If the leadership team shows that they don’t care, then Black Belts will not be able to produce results. And if the Black Belts do not produce results, then the leadership team will lose interest. It becomes a vicious cycle. The trigger must come from top management.
Results also need to be communicated to the entire company. It is critical to sell Six Sigma internally and convince the sceptics. Otherwise, the company will not be ready for the next phase.
Phase 3: Implementing Measures
Thirdly, results from the first projects usually include a few measures that track the results and ensure that the improvement lasts. Successful companies do add these measures to their internal dashboard and customer loyalty tracking system. Some even share those results with their customers, which builds trust.
Customer satisfaction measures are key for project selection. Unfortunately, they are not always available or used. Scorecards (comparable with Balanced Scorecards) should be implemented to tie Six Sigma implementation to the reward & recognition system and the bonus system to drive business results in terms of process improvement, customer satisfaction, employee satisfaction and net income. This kind of scorecard contains deployment and result measures.
Phase 4: Implementing Six Sigma As BAU
Finally, to build Six Sigma into the “business as usual”, all departments should be involved. Six Sigma includes a powerful tool set. This can help to improve all key business processes – including administrative processes – throughout the organisation. Additionally, there are a few key departments who need to support the Six Sigma initiative. Finance should track the costs and the benefits. Marketing/sales should gather the voice of the customer and track customer satisfaction levels. IT should support certain projects with their technical competence. And, HR must support Black Belt and Green Belt selection and development. They should include it into reward and recognition, and track and analyse employee satisfaction.

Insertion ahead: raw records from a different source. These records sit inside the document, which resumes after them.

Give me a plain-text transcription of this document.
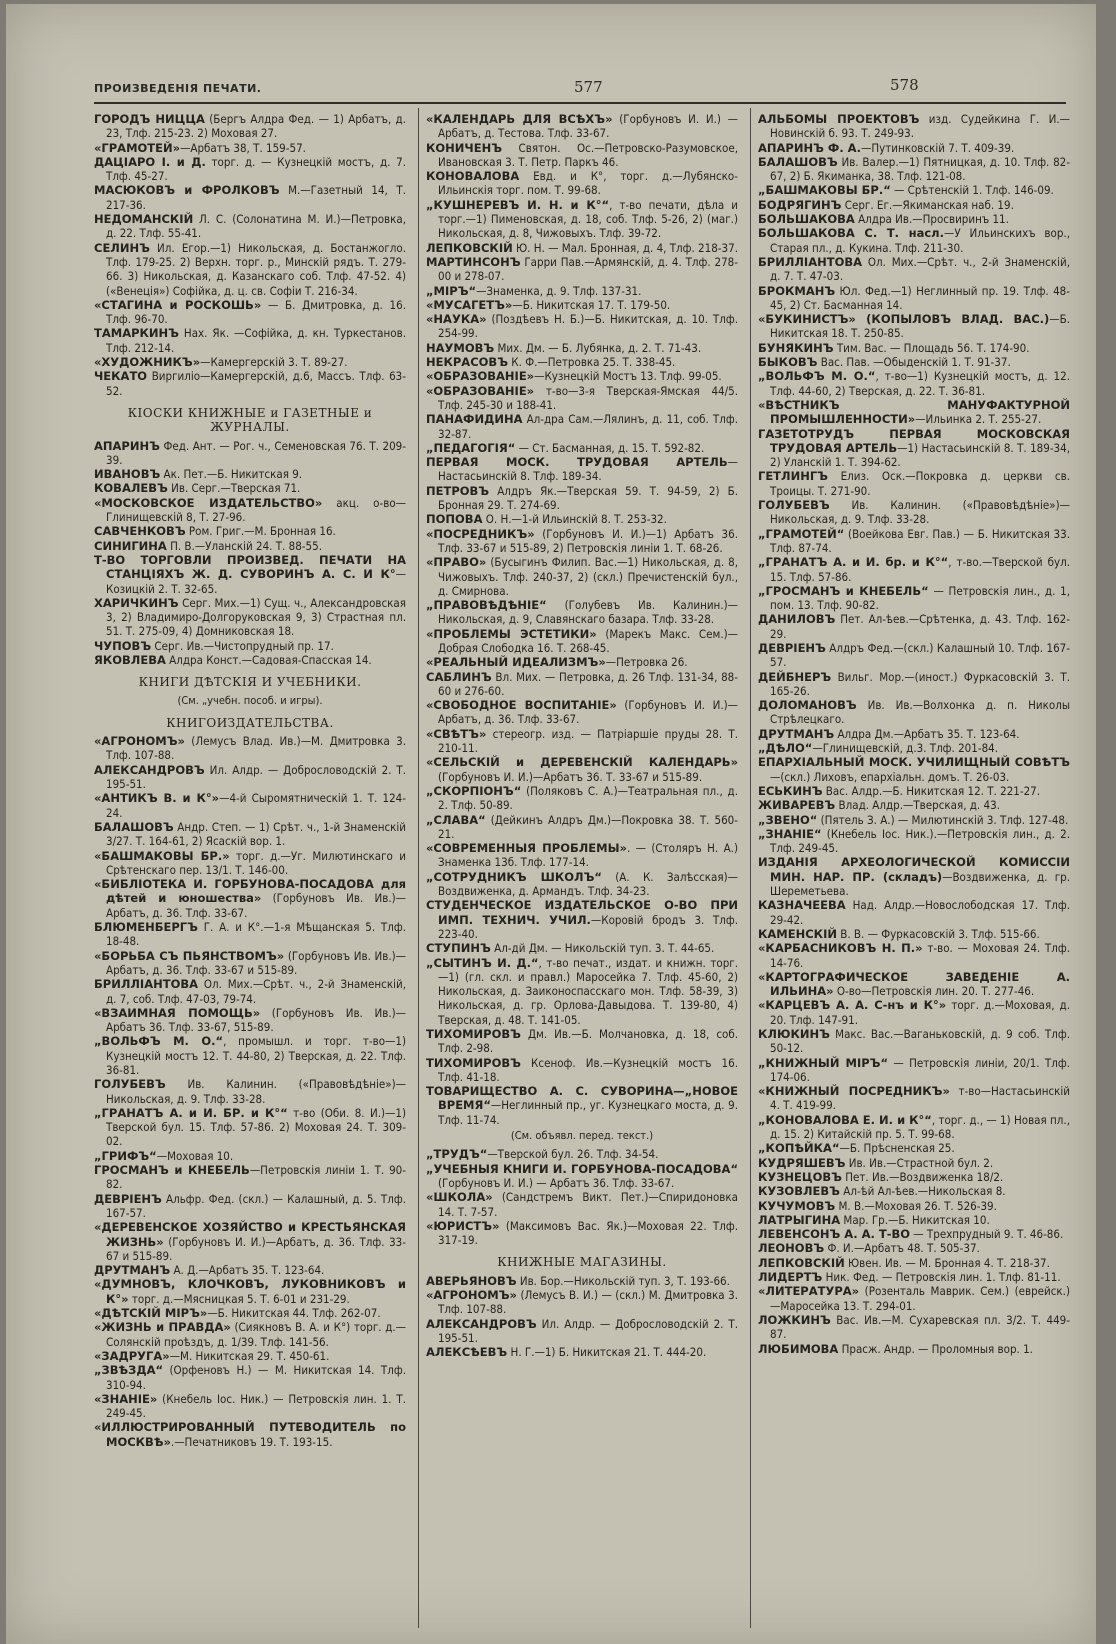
ПРОИЗВЕДЕНІЯ ПЕЧАТИ.	577	578

ГОРОДЪ НИЦЦА (Бергъ Алдра Фед. — 1) Арбатъ, д. 23, Тлф. 215-23. 2) Моховая 27.

«ГРАМОТЕЙ»—Арбатъ 38, Т. 159-57.

ДАЦІАРО І. и Д. торг. д. — Кузнецкій мостъ, д. 7. Тлф. 45-27.

МАСЮКОВЪ и ФРОЛКОВЪ М.—Газетный 14, Т. 217-36.

НЕДОМАНСКІЙ Л. С. (Солонатина М. И.)—Петровка, д. 22. Тлф. 55-41.

СЕЛИНЪ Ил. Егор.—1) Никольская, д. Бостанжогло. Тлф. 179-25. 2) Верхн. торг. р., Минскій рядъ. Т. 279-66. 3) Никольская, д. Казанскаго соб. Тлф. 47-52. 4) («Венеція») Софійка, д. ц. св. Софіи Т. 216-34.

«СТАГИНА и РОСКОШЬ» — Б. Дмитровка, д. 16. Тлф. 96-70.

ТАМАРКИНЪ Нах. Як. —Софійка, д. кн. Туркестанов. Тлф. 212-14.

«ХУДОЖНИКЪ»—Камергерскій 3. Т. 89-27.

ЧЕКАТО Виргиліо—Камергерскій, д.6, Массъ. Тлф. 63-52.

КІОСКИ КНИЖНЫЕ и ГАЗЕТНЫЕ и ЖУРНАЛЫ.

АПАРИНЪ Фед. Ант. — Рог. ч., Семеновская 76. Т. 209-39.

ИВАНОВЪ Ак. Пет.—Б. Никитская 9.

КОВАЛЕВЪ Ив. Серг.—Тверская 71.

«МОСКОВСКОЕ ИЗДАТЕЛЬСТВО» акц. о-во—Глинищевскій 8, Т. 27-96.

САВЧЕНКОВЪ Ром. Григ.—М. Бронная 16.

СИНИГИНА П. В.—Уланскій 24. Т. 88-55.

Т-ВО ТОРГОВЛИ ПРОИЗВЕД. ПЕЧАТИ НА СТАНЦІЯХЪ Ж. Д. СУВОРИНЪ А. С. И К°—Козицкій 2. Т. 32-65.

ХАРИЧКИНЪ Серг. Мих.—1) Сущ. ч., Александровская 3, 2) Владимиро-Долгоруковская 9, 3) Страстная пл. 51. Т. 275-09, 4) Домниковская 18.

ЧУПОВЪ Серг. Ив.—Чистопрудный пр. 17.

ЯКОВЛЕВА Алдра Конст.—Садовая-Спасская 14.

КНИГИ ДѢТСКІЯ И УЧЕБНИКИ.

(См. „учебн. пособ. и игры).

КНИГОИЗДАТЕЛЬСТВА.

«АГРОНОМЪ» (Лемусъ Влад. Ив.)—М. Дмитровка 3. Тлф. 107-88.

АЛЕКСАНДРОВЪ Ил. Алдр. — Добрословодскій 2. Т. 195-51.

«АНТИКЪ В. и К°»—4-й Сыромятническій 1. Т. 124-24.

БАЛАШОВЪ Андр. Степ. — 1) Срѣт. ч., 1-й Знаменскій 3/27. Т. 164-61, 2) Ясаскій вор. 1.

«БАШМАКОВЫ БР.» торг. д.—Уг. Милютинскаго и Срѣтенскаго пер. 13/1. Т. 146-00.

«БИБЛІОТЕКА И. ГОРБУНОВА-ПОСАДОВА для дѣтей и юношества» (Горбуновъ Ив. Ив.)—Арбатъ, д. 36. Тлф. 33-67.

БЛЮМЕНБЕРГЪ Г. А. и К°.—1-я Мѣщанская 5. Тлф. 18-48.

«БОРЬБА СЪ ПЬЯНСТВОМЪ» (Горбуновъ Ив. Ив.)—Арбатъ, д. 36. Тлф. 33-67 и 515-89.

БРИЛЛІАНТОВА Ол. Мих.—Срѣт. ч., 2-й Знаменскій, д. 7, соб. Тлф. 47-03, 79-74.

«ВЗАИМНАЯ ПОМОЩЬ» (Горбуновъ Ив. Ив.)—Арбатъ 36. Тлф. 33-67, 515-89.

„ВОЛЬФЪ М. О.“, промышл. и торг. т-во—1) Кузнецкій мостъ 12. Т. 44-80, 2) Тверская, д. 22. Тлф. 36-81.

ГОЛУБЕВЪ Ив. Калинин. («Правовѣдѣніе»)—Никольская, д. 9. Тлф. 33-28.

„ГРАНАТЪ А. и И. БР. и К°“ т-во (Оби. 8. И.)—1) Тверской бул. 15. Тлф. 57-86. 2) Моховая 24. Т. 309-02.

„ГРИФЪ“—Моховая 10.

ГРОСМАНЪ и КНЕБЕЛЬ—Петровскія линіи 1. Т. 90-82.

ДЕВРІЕНЪ Альфр. Фед. (скл.) — Калашный, д. 5. Тлф. 167-57.

«ДЕРЕВЕНСКОЕ ХОЗЯЙСТВО и КРЕСТЬЯНСКАЯ ЖИЗНЬ» (Горбуновъ И. И.)—Арбатъ, д. 36. Тлф. 33-67 и 515-89.

ДРУТМАНЪ А. Д.—Арбатъ 35. Т. 123-64.

«ДУМНОВЪ, КЛОЧКОВЪ, ЛУКОВНИКОВЪ и К°» торг. д.—Мясницкая 5. Т. 6-01 и 231-29.

«ДѢТСКІЙ МІРЪ»—Б. Никитская 44. Тлф. 262-07.

«ЖИЗНЬ и ПРАВДА» (Сиякновъ В. А. и К°) торг. д.—Солянскій проѣздъ, д. 1/39. Тлф. 141-56.

«ЗАДРУГА»—М. Никитская 29. Т. 450-61.

„ЗВѢЗДА“ (Орфеновъ Н.) — М. Никитская 14. Тлф. 310-94.

«ЗНАНІЕ» (Кнебель Іос. Ник.) — Петровскія лин. 1. Т. 249-45.

«ИЛЛЮСТРИРОВАННЫЙ ПУТЕВОДИТЕЛЬ по МОСКВѢ».—Печатниковъ 19. Т. 193-15.

«КАЛЕНДАРЬ ДЛЯ ВСѢХЪ» (Горбуновъ И. И.) — Арбатъ, д. Тестова. Тлф. 33-67.

КОНИЧЕНЪ Святон. Ос.—Петровско-Разумовское, Ивановская 3. Т. Петр. Паркъ 46.

КОНОВАЛОВА Евд. и К°, торг. д.—Лубянско-Ильинскія торг. пом. Т. 99-68.

„КУШНЕРЕВЪ И. Н. и К°“, т-во печати, дѣла и торг.—1) Пименовская, д. 18, соб. Тлф. 5-26, 2) (маг.) Никольская, д. 8, Чижовыхъ. Тлф. 39-72.

ЛЕПКОВСКІЙ Ю. Н. — Мал. Бронная, д. 4, Тлф. 218-37.

МАРТИНСОНЪ Гарри Пав.—Армянскій, д. 4. Тлф. 278-00 и 278-07.

„МІРЪ“—Знаменка, д. 9. Тлф. 137-31.

«МУСАГЕТЪ»—Б. Никитская 17. Т. 179-50.

«НАУКА» (Поздѣевъ Н. Б.)—Б. Никитская, д. 10. Тлф. 254-99.

НАУМОВЪ Мих. Дм. — Б. Лубянка, д. 2. Т. 71-43.

НЕКРАСОВЪ К. Ф.—Петровка 25. Т. 338-45.

«ОБРАЗОВАНІЕ»—Кузнецкій Мостъ 13. Тлф. 99-05.

«ОБРАЗОВАНІЕ» т-во—3-я Тверская-Ямская 44/5. Тлф. 245-30 и 188-41.

ПАНАФИДИНА Ал-дра Сам.—Лялинъ, д. 11, соб. Тлф. 32-87.

„ПЕДАГОГІЯ“ — Ст. Басманная, д. 15. Т. 592-82.

ПЕРВАЯ МОСК. ТРУДОВАЯ АРТЕЛЬ—Настасьинскій 8. Тлф. 189-34.

ПЕТРОВЪ Алдръ Як.—Тверская 59. Т. 94-59, 2) Б. Бронная 29. Т. 274-69.

ПОПОВА О. Н.—1-й Ильинскій 8. Т. 253-32.

«ПОСРЕДНИКЪ» (Горбуновъ И. И.)—1) Арбатъ 36. Тлф. 33-67 и 515-89, 2) Петровскія линіи 1. Т. 68-26.

«ПРАВО» (Бусыгинъ Филип. Вас.—1) Никольская, д. 8, Чижовыхъ. Тлф. 240-37, 2) (скл.) Пречистенскій бул., д. Смирнова.

„ПРАВОВѢДѢНІЕ“ (Голубевъ Ив. Калинин.)—Никольская, д. 9, Славянскаго базара. Тлф. 33-28.

«ПРОБЛЕМЫ ЭСТЕТИКИ» (Марекъ Макс. Сем.)—Добрая Слободка 16. Т. 268-45.

«РЕАЛЬНЫЙ ИДЕАЛИЗМЪ»—Петровка 26.

САБЛИНЪ Вл. Мих. — Петровка, д. 26 Тлф. 131-34, 88-60 и 276-60.

«СВОБОДНОЕ ВОСПИТАНІЕ» (Горбуновъ И. И.)—Арбатъ, д. 36. Тлф. 33-67.

«СВѢТЪ» стереогр. изд. — Патріаршіе пруды 28. Т. 210-11.

«СЕЛЬСКІЙ и ДЕРЕВЕНСКІЙ КАЛЕНДАРЬ» (Горбуновъ И. И.)—Арбатъ 36. Т. 33-67 и 515-89.

„СКОРПІОНЪ“ (Поляковъ С. А.)—Театральная пл., д. 2. Тлф. 50-89.

„СЛАВА“ (Дейкинъ Алдръ Дм.)—Покровка 38. Т. 560-21.

«СОВРЕМЕННЫЯ ПРОБЛЕМЫ». — (Столяръ Н. А.) Знаменка 13б. Тлф. 177-14.

„СОТРУДНИКЪ ШКОЛЪ“ (А. К. Залѣсская)—Воздвиженка, д. Армандъ. Тлф. 34-23.

СТУДЕНЧЕСКОЕ ИЗДАТЕЛЬСКОЕ О-ВО ПРИ ИМП. ТЕХНИЧ. УЧИЛ.—Коровій бродъ 3. Тлф. 223-40.

СТУПИНЪ Ал-дй Дм. — Никольскій туп. 3. Т. 44-65.

„СЫТИНЪ И. Д.“, т-во печат., издат. и книжн. торг.—1) (гл. скл. и правл.) Маросейка 7. Тлф. 45-60, 2) Никольская, д. Заиконоспасскаго мон. Тлф. 58-39, 3) Никольская, д. гр. Орлова-Давыдова. Т. 139-80, 4) Тверская, д. 48. Т. 141-05.

ТИХОМИРОВЪ Дм. Ив.—Б. Молчановка, д. 18, соб. Тлф. 2-98.

ТИХОМИРОВЪ Ксеноф. Ив.—Кузнецкій мостъ 16. Тлф. 41-18.

ТОВАРИЩЕСТВО А. С. СУВОРИНА—„НОВОЕ ВРЕМЯ“—Неглинный пр., уг. Кузнецкаго моста, д. 9. Тлф. 11-74.

(См. объявл. перед. текст.)

„ТРУДЪ“—Тверской бул. 26. Тлф. 34-54.

„УЧЕБНЫЯ КНИГИ И. ГОРБУНОВА-ПОСАДОВА“ (Горбуновъ И. И.) — Арбатъ 36. Тлф. 33-67.

«ШКОЛА» (Сандстремъ Викт. Пет.)—Спиридоновка 14. Т. 7-57.

«ЮРИСТЪ» (Максимовъ Вас. Як.)—Моховая 22. Тлф. 317-19.

КНИЖНЫЕ МАГАЗИНЫ.

АВЕРЬЯНОВЪ Ив. Бор.—Никольскій туп. 3, Т. 193-66.

«АГРОНОМЪ» (Лемусъ В. И.) — (скл.) М. Дмитровка 3. Тлф. 107-88.

АЛЕКСАНДРОВЪ Ил. Алдр. — Добрословодскій 2. Т. 195-51.

АЛЕКСѢЕВЪ Н. Г.—1) Б. Никитская 21. Т. 444-20.

АЛЬБОМЫ ПРОЕКТОВЪ изд. Судейкина Г. И.—Новинскій б. 93. Т. 249-93.

АПАРИНЪ Ф. А.—Путинковскій 7. Т. 409-39.

БАЛАШОВЪ Ив. Валер.—1) Пятницкая, д. 10. Тлф. 82-67, 2) Б. Якиманка, 38. Тлф. 121-08.

„БАШМАКОВЫ БР.“ — Срѣтенскій 1. Тлф. 146-09.

БОДРЯГИНЪ Серг. Ег.—Якиманская наб. 19.

БОЛЬШАКОВА Алдра Ив.—Просвиринъ 11.

БОЛЬШАКОВА С. Т. насл.—У Ильинскихъ вор., Старая пл., д. Кукина. Тлф. 211-30.

БРИЛЛІАНТОВА Ол. Мих.—Срѣт. ч., 2-й Знаменскій, д. 7. Т. 47-03.

БРОКМАНЪ Юл. Фед.—1) Неглинный пр. 19. Тлф. 48-45, 2) Ст. Басманная 14.

«БУКИНИСТЪ» (КОПЫЛОВЪ ВЛАД. ВАС.)—Б. Никитская 18. Т. 250-85.

БУНЯКИНЪ Тим. Вас. — Площадь 56. Т. 174-90.

БЫКОВЪ Вас. Пав. —Обыденскій 1. Т. 91-37.

„ВОЛЬФЪ М. О.“, т-во—1) Кузнецкій мостъ, д. 12. Тлф. 44-60, 2) Тверская, д. 22. Т. 36-81.

«ВѢСТНИКЪ МАНУФАКТУРНОЙ ПРОМЫШЛЕННОСТИ»—Ильинка 2. Т. 255-27.

ГАЗЕТОТРУДЪ ПЕРВАЯ МОСКОВСКАЯ ТРУДОВАЯ АРТЕЛЬ—1) Настасьинскій 8. Т. 189-34, 2) Уланскій 1. Т. 394-62.

ГЕТЛИНГЪ Елиз. Оск.—Покровка д. церкви св. Троицы. Т. 271-90.

ГОЛУБЕВЪ Ив. Калинин. («Правовѣдѣніе»)—Никольская, д. 9. Тлф. 33-28.

„ГРАМОТЕЙ“ (Воейкова Евг. Пав.) — Б. Никитская 33. Тлф. 87-74.

„ГРАНАТЪ А. и И. бр. и К°“, т-во.—Тверской бул. 15. Тлф. 57-86.

„ГРОСМАНЪ и КНЕБЕЛЬ“ — Петровскія лин., д. 1, пом. 13. Тлф. 90-82.

ДАНИЛОВЪ Пет. Ал-ѣев.—Срѣтенка, д. 43. Тлф. 162-29.

ДЕВРІЕНЪ Алдръ Фед.—(скл.) Калашный 10. Тлф. 167-57.

ДЕЙБНЕРЪ Вильг. Мор.—(иност.) Фуркасовскій 3. Т. 165-26.

ДОЛОМАНОВЪ Ив. Ив.—Волхонка д. п. Николы Стрѣлецкаго.

ДРУТМАНЪ Алдра Дм.—Арбатъ 35. Т. 123-64.

„ДѢЛО“—Глинищевскій, д.3. Тлф. 201-84.

ЕПАРХІАЛЬНЫЙ МОСК. УЧИЛИЩНЫЙ СОВѢТЪ—(скл.) Лиховъ, епархіальн. домъ. Т. 26-03.

ЕСЬКИНЪ Вас. Алдр.—Б. Никитская 12. Т. 221-27.

ЖИВАРЕВЪ Влад. Алдр.—Тверская, д. 43.

„ЗВЕНО“ (Пятель З. А.) — Милютинскій 3. Тлф. 127-48.

„ЗНАНІЕ“ (Кнебель Іос. Ник.).—Петровскія лин., д. 2. Тлф. 249-45.

ИЗДАНІЯ АРХЕОЛОГИЧЕСКОЙ КОМИССІИ МИН. НАР. ПР. (складъ)—Воздвиженка, д. гр. Шереметьева.

КАЗНАЧЕЕВА Над. Алдр.—Новослободская 17. Тлф. 29-42.

КАМЕНСКІЙ В. В. — Фуркасовскій 3. Тлф. 515-66.

«КАРБАСНИКОВЪ Н. П.» т-во. — Моховая 24. Тлф. 14-76.

«КАРТОГРАФИЧЕСКОЕ ЗАВЕДЕНІЕ А. ИЛЬИНА» О-во—Петровскія лин. 20. Т. 277-46.

«КАРЦЕВЪ А. А. С-нъ и К°» торг. д.—Моховая, д. 20. Тлф. 147-91.

КЛЮКИНЪ Макс. Вас.—Ваганьковскій, д. 9 соб. Тлф. 50-12.

„КНИЖНЫЙ МІРЪ“ — Петровскія линіи, 20/1. Тлф. 174-06.

«КНИЖНЫЙ ПОСРЕДНИКЪ» т-во—Настасьинскій 4. Т. 419-99.

„КОНОВАЛОВА Е. И. и К°“, торг. д., — 1) Новая пл., д. 15. 2) Китайскій пр. 5. Т. 99-68.

„КОПѢЙКА“—Б. Прѣсненская 25.

КУДРЯШЕВЪ Ив. Ив.—Страстной бул. 2.

КУЗНЕЦОВЪ Пет. Ив.—Воздвиженка 18/2.

КУЗОВЛЕВЪ Ал-ѣй Ал-ѣев.—Никольская 8.

КУЧУМОВЪ М. В.—Моховая 26. Т. 526-39.

ЛАТРЫГИНА Мар. Гр.—Б. Никитская 10.

ЛЕВЕНСОНЪ А. А. Т-ВО — Трехпрудный 9. Т. 46-86.

ЛЕОНОВЪ Ф. И.—Арбатъ 48. Т. 505-37.

ЛЕПКОВСКІЙ Ювен. Ив. — М. Бронная 4. Т. 218-37.

ЛИДЕРТЪ Ник. Фед. — Петровскія лин. 1. Тлф. 81-11.

«ЛИТЕРАТУРА» (Розенталь Маврик. Сем.) (еврейск.)—Маросейка 13. Т. 294-01.

ЛОЖКИНЪ Вас. Ив.—М. Сухаревская пл. 3/2. Т. 449-87.

ЛЮБИМОВА Прасж. Андр. — Проломныя вор. 1.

By this phase, project selection is no longer driven by the Quality leader or business leader. Individual process owners use Six Sigma to achieve their own business goals. Therefore, they dedicate resources to the effort and gain the results.
Six Sigma In The Bloodstream
Consequentially, you will know when Six Sigma is in the bloodstream of your organisation, when it will no longer be necessary to talk incessantly about it. Then, it will be part of the culture. This is probably one of the major differences between earlier improvement efforts such as TQ and Six Sigma. There will be no need to get startled by the call of the ISO 9000 auditor asking for the date of the re-certification. Six Sigma is a different mindset. There will rather be a kind of a regular internal evaluation by the leadership team assessing the status of their own management system – comparable with EFQ assessment.
Six Sigma means
- Incorporating customer requirements into business processes,
- Integrating business management skills into each element of the organisation effectively,
- Analysing causes of process and output variation with statistical and non-statistical tools systematically,
- Instilling people with the ability to get involved, and initiate, their own improvement projects cross-functional and company-wide,
- Tracking performance honestly over time.
Leadership’s role is critical, especially at the outset, because leaders communicate and reinforce the power Six Sigma has to achieve business objectives. Without buy-in from leadership, it simply will not work. It must be reinforced from high and adopted from each internal level and process area. When done well, Six Sigma has the ability to create a truly customer focused workforce – and organisation.